Last weekend some 150 viewers flocked to Lewa't ‘Oza (For a time of need), the Doum storytelling event at the Rawabet Theatre. Written and performed by participants in the celebrated novelist Sahar Al-Mougy's Seshet creative writing workshop, part of the Doum Cultural Foundation programme, the show featured nine talents who owned the stage. Scenes from the heart of Upper Egypt interweaved with invented characters, a liberating haircut or a haunting tango: such images and motifs filled up the theatre as the tales unfolded. They reflected the cherished memories and joyful refrains in which the performers-writers take refuge in the time of need to which the title refers. This is the Seshet group's third storytelling performance. The first took place last Ramadan, unveiling one of the most remarkable phenomena to have emerged on the cultural scene in recent times. The group was originally made up of 50 writers, and many of these chose to perform their stories.
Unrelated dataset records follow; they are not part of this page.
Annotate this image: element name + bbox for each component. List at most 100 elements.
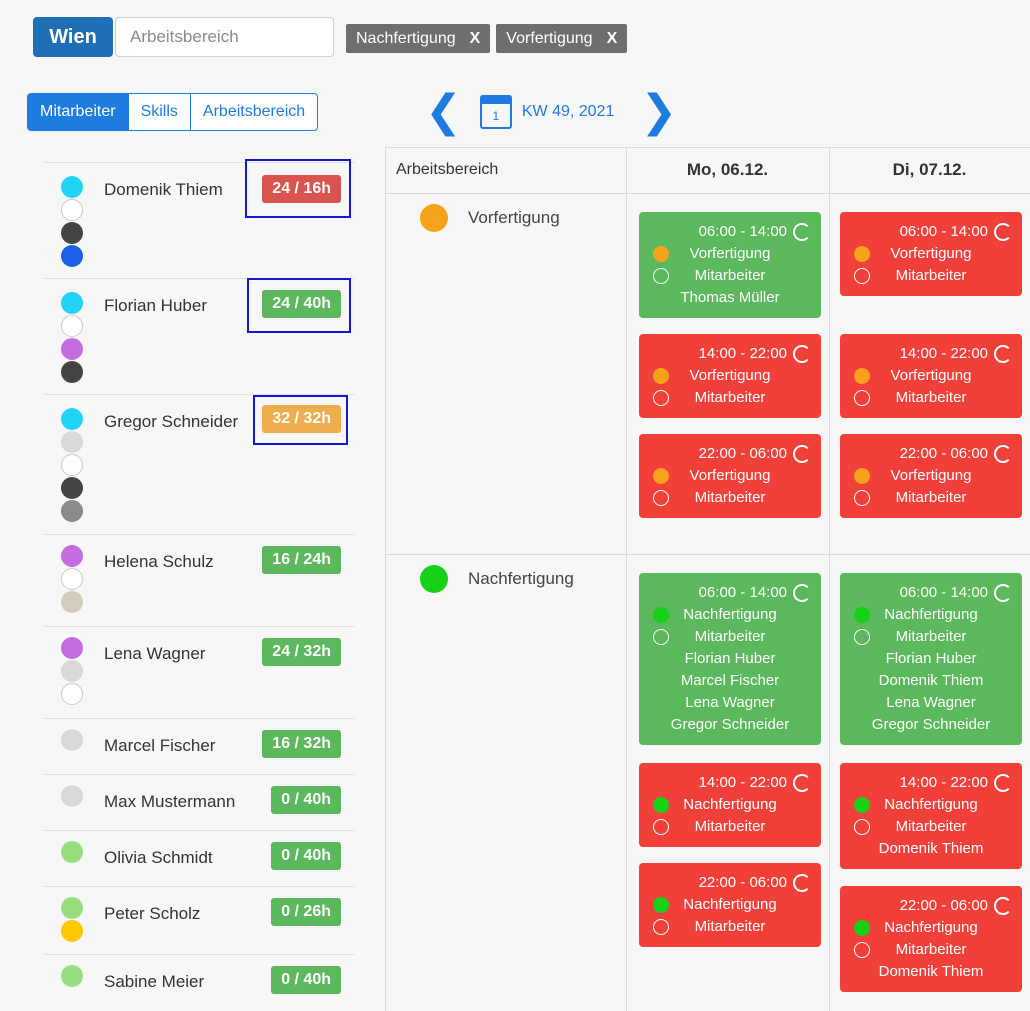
employee-row[interactable]: Florian Huber 24 / 40h — [44, 278, 355, 394]
skill-dot — [61, 454, 83, 476]
employee-name: Sabine Meier — [104, 972, 205, 991]
employee-row[interactable]: Marcel Fischer 16 / 32h — [44, 718, 355, 774]
shift-time: 22:00 - 06:00 — [899, 897, 988, 914]
role-indicator-icon — [854, 268, 870, 284]
shift-card[interactable]: 14:00 - 22:00 Nachfertigung Mitarbeiter … — [840, 763, 1022, 869]
refresh-icon[interactable] — [994, 345, 1012, 363]
shift-time: 14:00 - 22:00 — [899, 345, 988, 362]
refresh-icon[interactable] — [994, 223, 1012, 241]
employee-row[interactable]: Peter Scholz 0 / 26h — [44, 886, 355, 954]
skill-dots — [61, 292, 83, 384]
employee-row[interactable]: Helena Schulz 16 / 24h — [44, 534, 355, 626]
skill-dots — [61, 841, 83, 864]
shift-area: Vorfertigung — [890, 467, 972, 484]
shift-card[interactable]: 22:00 - 06:00 Nachfertigung Mitarbeiter — [639, 863, 821, 947]
hours-badge: 16 / 32h — [262, 730, 341, 758]
employee-row[interactable]: Lena Wagner 24 / 32h — [44, 626, 355, 718]
skill-dot — [61, 500, 83, 522]
shift-time: 14:00 - 22:00 — [698, 345, 787, 362]
shift-time: 06:00 - 14:00 — [698, 584, 787, 601]
shift-card[interactable]: 14:00 - 22:00 Nachfertigung Mitarbeiter — [639, 763, 821, 847]
employee-name: Gregor Schneider — [104, 412, 239, 431]
chip-remove-icon[interactable]: X — [606, 29, 618, 47]
role-indicator-icon — [653, 819, 669, 835]
skill-dot — [61, 965, 83, 987]
employee-name: Helena Schulz — [104, 552, 214, 571]
skill-dot — [61, 785, 83, 807]
shift-area: Vorfertigung — [689, 367, 771, 384]
week-label[interactable]: KW 49, 2021 — [521, 103, 615, 120]
shift-time: 22:00 - 06:00 — [698, 445, 787, 462]
skill-dot — [61, 315, 83, 337]
refresh-icon[interactable] — [994, 897, 1012, 915]
shift-time: 06:00 - 14:00 — [899, 223, 988, 240]
tab-skills[interactable]: Skills — [127, 94, 190, 130]
hours-badge: 24 / 16h — [262, 175, 341, 203]
skill-dot — [61, 245, 83, 267]
skill-dot — [61, 477, 83, 499]
employee-name: Olivia Schmidt — [104, 848, 213, 867]
employee-row[interactable]: Max Mustermann 0 / 40h — [44, 774, 355, 830]
chevron-left-icon[interactable]: ❮ — [425, 87, 462, 136]
shift-card[interactable]: 06:00 - 14:00 Vorfertigung Mitarbeiter T… — [639, 212, 821, 318]
shift-card[interactable]: 06:00 - 14:00 Nachfertigung Mitarbeiter … — [840, 573, 1022, 745]
hours-badge: 24 / 40h — [262, 290, 341, 318]
shift-area: Nachfertigung — [683, 896, 777, 913]
shift-card[interactable]: 22:00 - 06:00 Vorfertigung Mitarbeiter — [840, 434, 1022, 518]
shift-role: Mitarbeiter — [694, 267, 766, 284]
employee-name: Domenik Thiem — [104, 180, 223, 199]
employee-row[interactable]: Domenik Thiem 24 / 16h — [44, 162, 355, 278]
skill-dot — [61, 568, 83, 590]
tab-arbeitsbereich[interactable]: Arbeitsbereich — [189, 94, 318, 130]
shift-card[interactable]: 06:00 - 14:00 Nachfertigung Mitarbeiter … — [639, 573, 821, 745]
week-navigation: ❮ 1 KW 49, 2021 ❯ — [425, 88, 677, 136]
refresh-icon[interactable] — [994, 774, 1012, 792]
shift-role: Mitarbeiter — [895, 818, 967, 835]
assigned-employee: Domenik Thiem — [878, 672, 984, 689]
highlight-box — [245, 159, 351, 218]
skill-dot — [61, 660, 83, 682]
employee-name: Marcel Fischer — [104, 736, 216, 755]
area-name: Nachfertigung — [468, 569, 574, 588]
skill-dot — [61, 545, 83, 567]
hours-badge: 0 / 40h — [271, 966, 341, 994]
employee-row[interactable]: Sabine Meier 0 / 40h — [44, 954, 355, 1010]
refresh-icon[interactable] — [994, 584, 1012, 602]
chip-remove-icon[interactable]: X — [469, 29, 481, 47]
shift-time: 14:00 - 22:00 — [899, 774, 988, 791]
role-indicator-icon — [854, 629, 870, 645]
refresh-icon[interactable] — [793, 223, 811, 241]
assigned-employee: Domenik Thiem — [878, 840, 984, 857]
refresh-icon[interactable] — [793, 445, 811, 463]
area-search-input[interactable] — [115, 17, 334, 57]
view-switcher: Mitarbeiter Skills Arbeitsbereich — [27, 93, 319, 131]
employee-row[interactable]: Gregor Schneider 32 / 32h — [44, 394, 355, 534]
chip-label: Nachfertigung — [356, 29, 456, 47]
shift-role: Mitarbeiter — [895, 628, 967, 645]
area-indicator-icon — [653, 607, 669, 623]
shift-card[interactable]: 06:00 - 14:00 Vorfertigung Mitarbeiter — [840, 212, 1022, 296]
shift-card[interactable]: 14:00 - 22:00 Vorfertigung Mitarbeiter — [639, 334, 821, 418]
refresh-icon[interactable] — [793, 774, 811, 792]
shift-card[interactable]: 22:00 - 06:00 Nachfertigung Mitarbeiter … — [840, 886, 1022, 992]
refresh-icon[interactable] — [793, 874, 811, 892]
skill-dot — [61, 841, 83, 863]
shift-area: Vorfertigung — [689, 467, 771, 484]
refresh-icon[interactable] — [994, 445, 1012, 463]
calendar-icon[interactable]: 1 — [479, 95, 512, 129]
highlight-box — [253, 395, 348, 445]
area-indicator-icon — [854, 468, 870, 484]
shift-card[interactable]: 22:00 - 06:00 Vorfertigung Mitarbeiter — [639, 434, 821, 518]
shift-area: Vorfertigung — [689, 245, 771, 262]
shift-area: Nachfertigung — [683, 606, 777, 623]
role-indicator-icon — [854, 942, 870, 958]
shift-card[interactable]: 14:00 - 22:00 Vorfertigung Mitarbeiter — [840, 334, 1022, 418]
shift-area: Nachfertigung — [683, 796, 777, 813]
refresh-icon[interactable] — [793, 584, 811, 602]
location-button[interactable]: Wien — [33, 17, 113, 57]
area-indicator-icon — [854, 368, 870, 384]
chevron-right-icon[interactable]: ❯ — [640, 87, 678, 136]
refresh-icon[interactable] — [793, 345, 811, 363]
employee-row[interactable]: Olivia Schmidt 0 / 40h — [44, 830, 355, 886]
tab-mitarbeiter[interactable]: Mitarbeiter — [28, 94, 128, 130]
“Storytelling is an intriguing art for writers,” Al-Mougy, the director and trainer of Seshet, explained. “They feel the presence of an audience to whom they must deliver the story through other means. They must understand the text anew, and find ways to set free their capacity to express feelings.”
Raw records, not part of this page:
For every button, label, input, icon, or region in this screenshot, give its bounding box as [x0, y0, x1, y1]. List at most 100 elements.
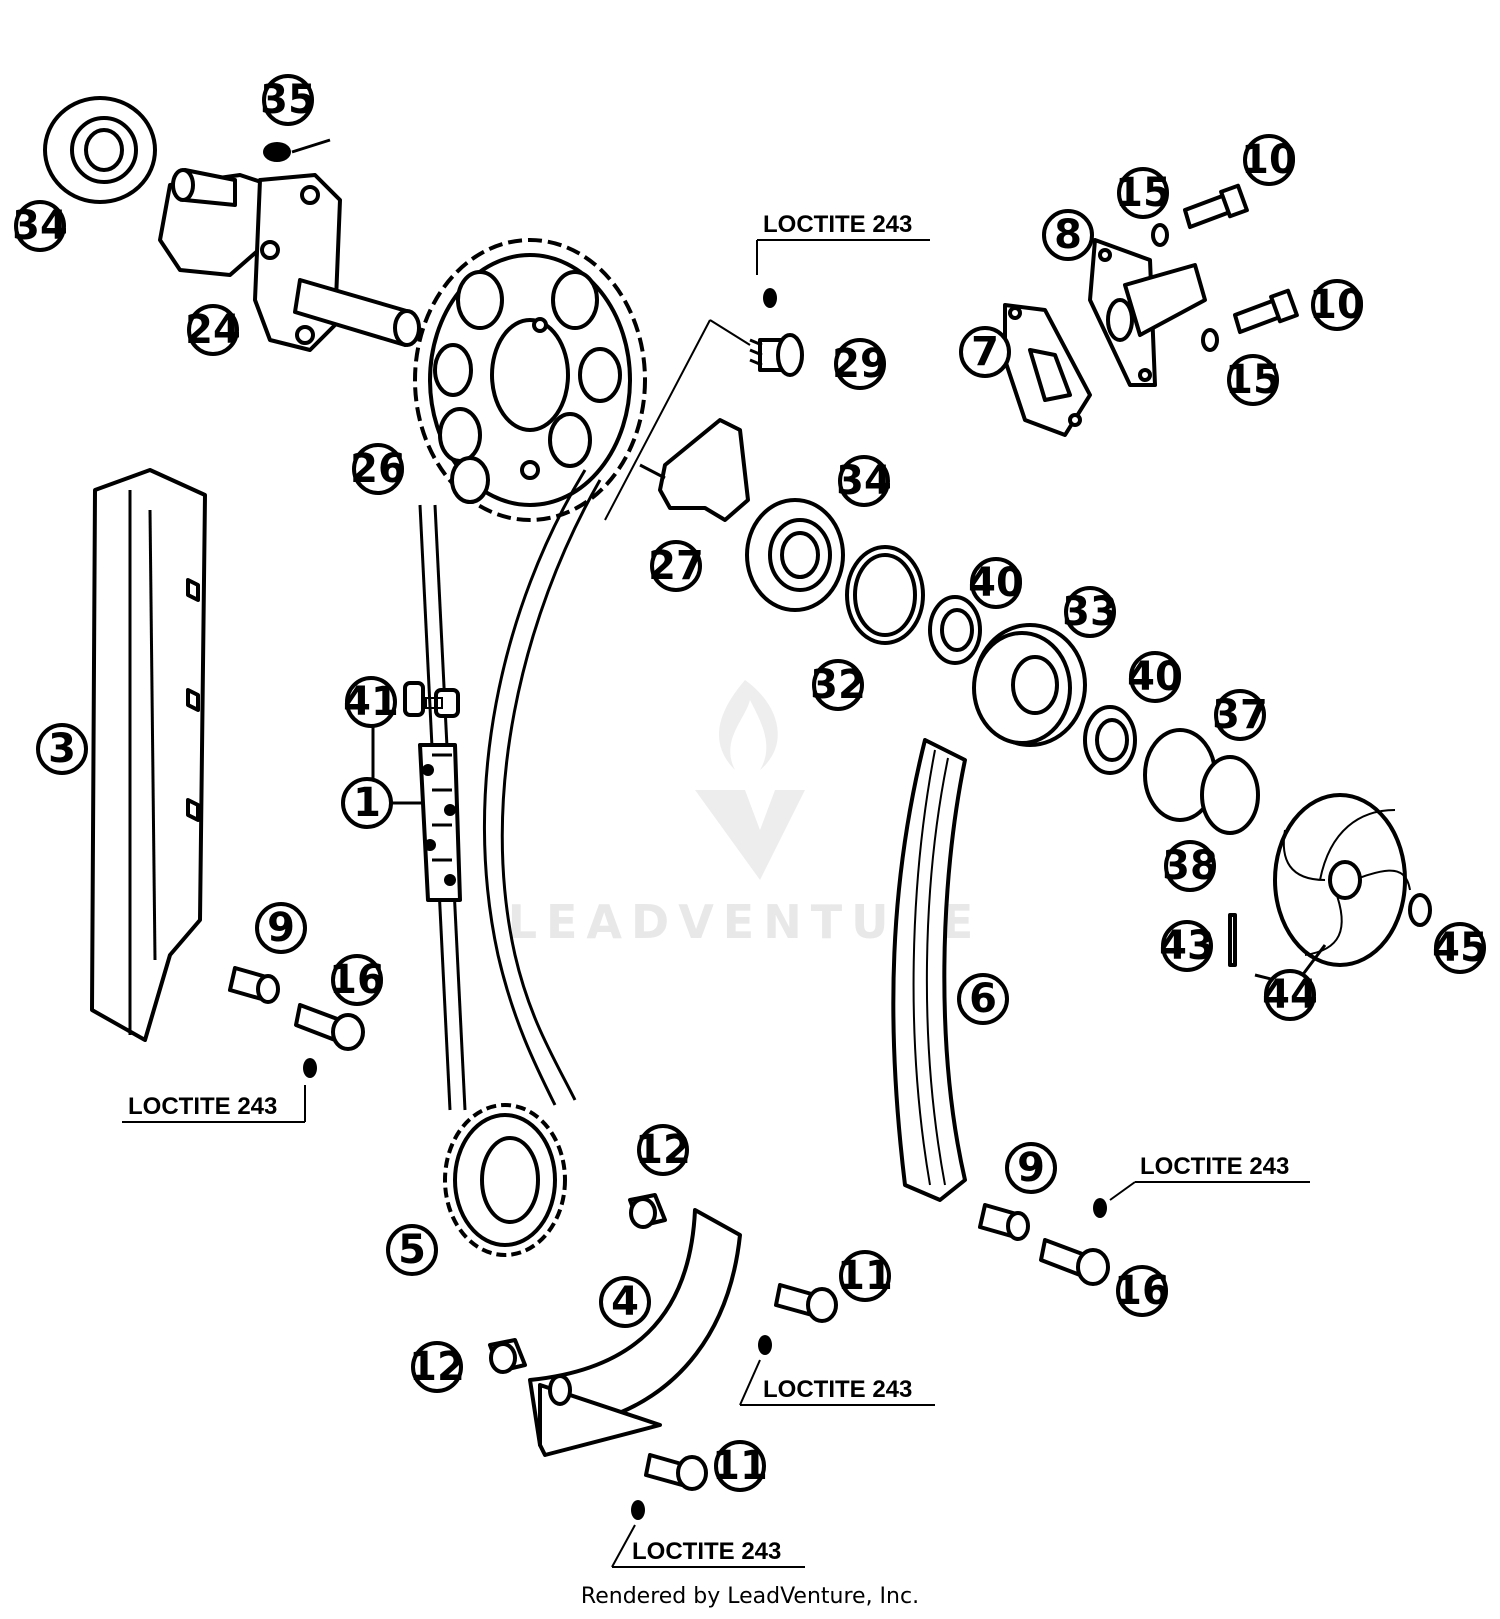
callout-37: 37 — [1212, 689, 1268, 741]
callout-32: 32 — [810, 659, 866, 711]
loctite-label-bottom: LOCTITE 243 — [611, 1524, 805, 1568]
svg-text:9: 9 — [267, 905, 295, 951]
svg-text:44: 44 — [1262, 972, 1318, 1018]
clip-45 — [1408, 893, 1432, 927]
callout-11-upper: 11 — [837, 1250, 893, 1302]
svg-text:6: 6 — [969, 976, 997, 1022]
svg-text:40: 40 — [968, 560, 1024, 606]
callout-43: 43 — [1159, 920, 1215, 972]
sleeve-12-upper — [628, 1193, 667, 1229]
callout-10-top: 10 — [1241, 134, 1297, 186]
callout-9-left: 9 — [255, 902, 307, 954]
bolt-10-top — [1183, 183, 1249, 229]
svg-text:33: 33 — [1062, 589, 1118, 635]
callout-41: 41 — [343, 676, 399, 728]
tensioner-8 — [1088, 238, 1207, 387]
callout-5: 5 — [386, 1224, 438, 1276]
callout-15-bottom: 15 — [1225, 354, 1281, 406]
callout-38: 38 — [1162, 840, 1218, 892]
callout-10-bottom: 10 — [1309, 279, 1365, 331]
callout-12-lower: 12 — [409, 1341, 465, 1393]
loctite-label-middle: LOCTITE 243 — [739, 1359, 935, 1406]
ring-32 — [845, 545, 925, 645]
loctite-drops — [303, 288, 1107, 1520]
impeller-44 — [1254, 793, 1411, 987]
bearing-40-upper — [928, 595, 982, 665]
crank-sprocket-5 — [443, 1103, 567, 1257]
callout-8: 8 — [1042, 209, 1094, 261]
svg-text:8: 8 — [1054, 212, 1082, 258]
callout-6: 6 — [957, 973, 1009, 1025]
washer-15-top — [1151, 223, 1169, 247]
loctite-label-left: LOCTITE 243 — [122, 1085, 306, 1123]
svg-text:5: 5 — [398, 1227, 426, 1273]
bolt-16-left — [294, 1003, 365, 1051]
svg-text:16: 16 — [329, 957, 385, 1003]
loctite-label-right: LOCTITE 243 — [1109, 1153, 1310, 1201]
svg-text:15: 15 — [1225, 357, 1281, 403]
callout-40-lower: 40 — [1127, 651, 1183, 703]
svg-text:4: 4 — [611, 1279, 639, 1325]
svg-text:37: 37 — [1212, 692, 1268, 738]
bolt-16-right — [1039, 1238, 1110, 1286]
svg-text:7: 7 — [971, 329, 999, 375]
bolt-11-lower — [644, 1453, 708, 1491]
svg-text:15: 15 — [1115, 170, 1171, 216]
leader-lines — [371, 725, 422, 805]
svg-text:11: 11 — [712, 1443, 768, 1489]
svg-text:43: 43 — [1159, 923, 1215, 969]
gasket-7 — [1003, 303, 1092, 437]
callout-27: 27 — [648, 540, 704, 592]
svg-text:16: 16 — [1114, 1268, 1170, 1314]
bearing-40-lower — [1083, 705, 1137, 775]
chain-link-41 — [403, 681, 460, 718]
bolt-11-upper — [774, 1283, 838, 1323]
svg-text:12: 12 — [635, 1127, 691, 1173]
svg-text:26: 26 — [350, 446, 406, 492]
o-ring-38 — [1200, 755, 1260, 835]
svg-text:38: 38 — [1162, 843, 1218, 889]
callout-45: 45 — [1432, 922, 1488, 974]
bearing-34-top — [43, 96, 157, 204]
sleeve-9-left — [228, 966, 280, 1004]
chain-1 — [418, 743, 462, 902]
svg-text:34: 34 — [12, 203, 68, 249]
cam-sprocket-26 — [413, 238, 647, 522]
callout-26: 26 — [350, 443, 406, 495]
svg-text:10: 10 — [1309, 282, 1365, 328]
loctite-text-left: LOCTITE 243 — [128, 1093, 277, 1120]
svg-text:34: 34 — [836, 458, 892, 504]
callout-40-upper: 40 — [968, 557, 1024, 609]
callout-15-top: 15 — [1115, 167, 1171, 219]
callout-44: 44 — [1262, 969, 1318, 1021]
guide-4 — [528, 1208, 742, 1457]
sleeve-9-right — [978, 1203, 1030, 1241]
guide-rail-3 — [90, 468, 207, 1042]
tensioner-27 — [639, 418, 750, 522]
svg-text:35: 35 — [260, 77, 316, 123]
svg-text:27: 27 — [648, 543, 704, 589]
loctite-text-middle: LOCTITE 243 — [763, 1376, 912, 1403]
callout-34-top: 34 — [12, 200, 68, 252]
bearing-34-right — [745, 498, 845, 612]
callout-35: 35 — [260, 74, 316, 126]
pin-43 — [1228, 913, 1237, 967]
callout-9-right: 9 — [1005, 1142, 1057, 1194]
callouts: 34 35 24 26 3 41 1 9 16 5 29 27 8 15 10 … — [12, 74, 1488, 1492]
svg-text:9: 9 — [1017, 1145, 1045, 1191]
loctite-text-right: LOCTITE 243 — [1140, 1153, 1289, 1180]
svg-text:1: 1 — [353, 780, 381, 826]
callout-33: 33 — [1062, 586, 1118, 638]
camshaft-24 — [158, 168, 421, 352]
loctite-label-top: LOCTITE 243 — [756, 211, 930, 275]
callout-29: 29 — [832, 338, 888, 390]
callout-16-right: 16 — [1114, 1265, 1170, 1317]
svg-text:32: 32 — [810, 662, 866, 708]
footer-credit: Rendered by LeadVenture, Inc. — [581, 1584, 919, 1609]
svg-text:10: 10 — [1241, 137, 1297, 183]
bolt-10-bottom — [1233, 288, 1299, 334]
svg-text:45: 45 — [1432, 925, 1488, 971]
svg-text:40: 40 — [1127, 654, 1183, 700]
bolt-29 — [604, 319, 804, 521]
Al-Mougy went on to explain how storytelling gave her a new understanding of her own body “and its amazing ways of expressing itself” including the ability of the eyes to reflect feelings. That is to name but a few enjoyable and illuminating tools a storyteller has to use. “Transforming writers into storytellers is no easy task,” Al-Mougy said, “but it was certainly fun. The Seshat writers were very willing and open. This is why the experience has been fruitful. It is because of their enthusiasm for being trained in a different field, which eventually benefits them both as writers and as human beings. In storytelling, we also come to see what we have written in a different light and understand it and feel it with fresh eyes.”
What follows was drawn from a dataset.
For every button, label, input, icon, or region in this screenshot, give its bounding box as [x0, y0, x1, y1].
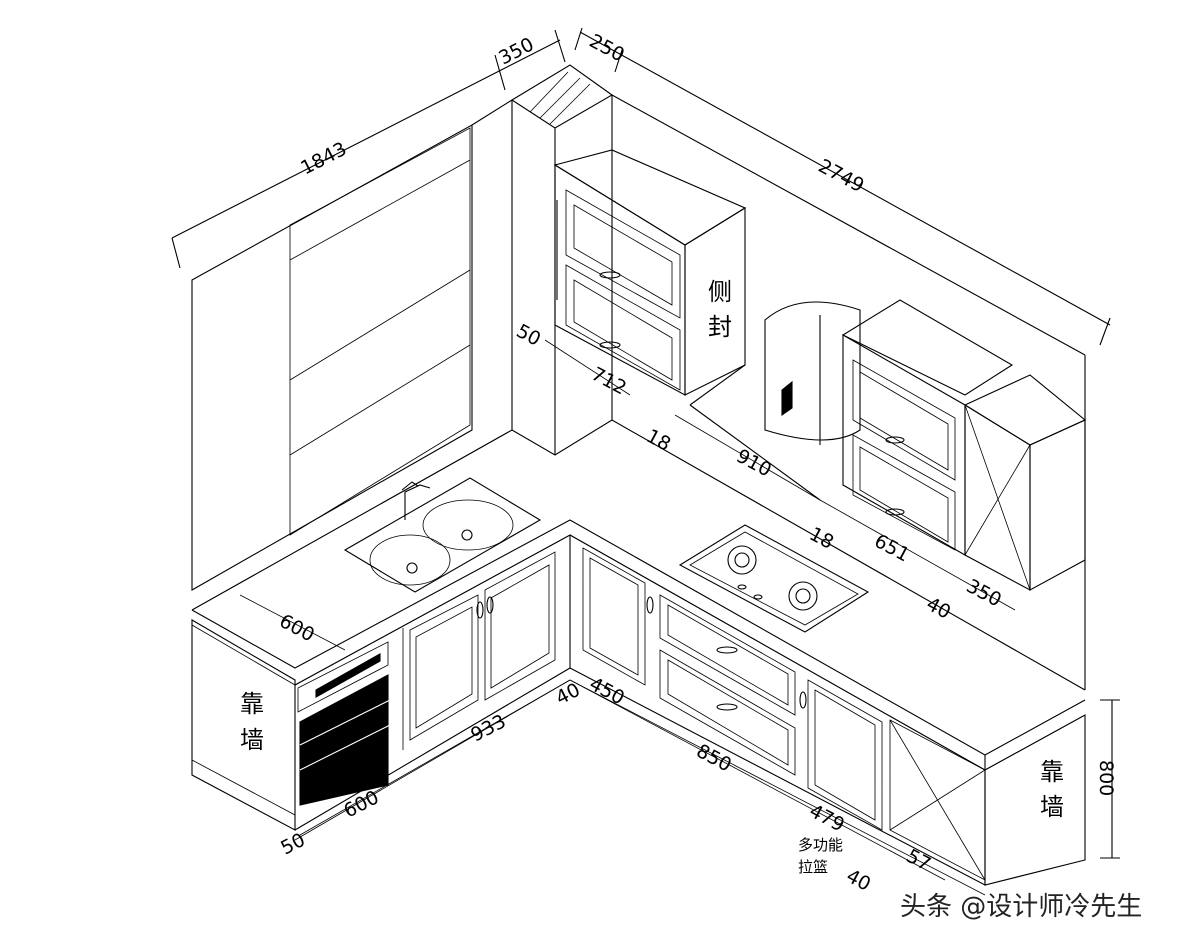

Storytelling is perhaps the oldest art form. Over the centuries it has been eroded by a progress route increasingly at odds with the power and beauty of the unaided imagination.
In Egypt today, though still somewhat limited in its scope, the art is practised in a wide range of traditional and contemporary registers (from the Upper Egyptian bard Said Al-Dawi, who knows over a million verses of the Hilaliya epic by heart, to experimental and feminist forums). It has been popularised by El Warsha Theatre Company, whose founding director Hassan Al-Geretly was a major force in bolstering up and reviving the form. In the meantime the National Folklore Archive has documented and preserved folk tales from the four corners of Egypt. Efforts to instigate and sustain storytelling in Egypt have borne fruit. This year marks the second Doum National Storytelling Festival in Qena, an Upper Egyptian province where folk storytelling is deeply rooted. Run by the Doum Cultural Foundation, the festival featured over 10 independent storytelling troupes performing in coffee houses and on the streets, roaming around the villages to tell their stories. It also included storytelling from Nubia and the Siwa Oasis, voices rarely herd on the Egyptian cultural scene.
But none of this is particularly surprising. As novelist and founding member of Doum Khaled Al-Khamisy explained, “The social-cultural movements in egypt over the last ten years reflected the people's immense need to express themselves whether through writing, storytelling or simply standing on a stage and sharing their life's experiences – open-mic events, and the like.”
Al-Khamisy added that this was partly what drove him to concentrate on reviving storytelling, with the Doum Cultural Foundation aiming for “a democratisation of knowledge, passing knowledge to the greatest number of people possible”. A simple and direct but also deep form, storytelling reflects Doum's philosophy of accessible knowledge. For Al-Khamisy, storytelling is also a raw form of art, however, superseded by more complex and beautiful art forms, but it remains one of humanity's primordial urges. That urge, Al-Khamisy insists, should be abandoned to its fate as folk heritage but should be saved and nurtured so that it can live and grow.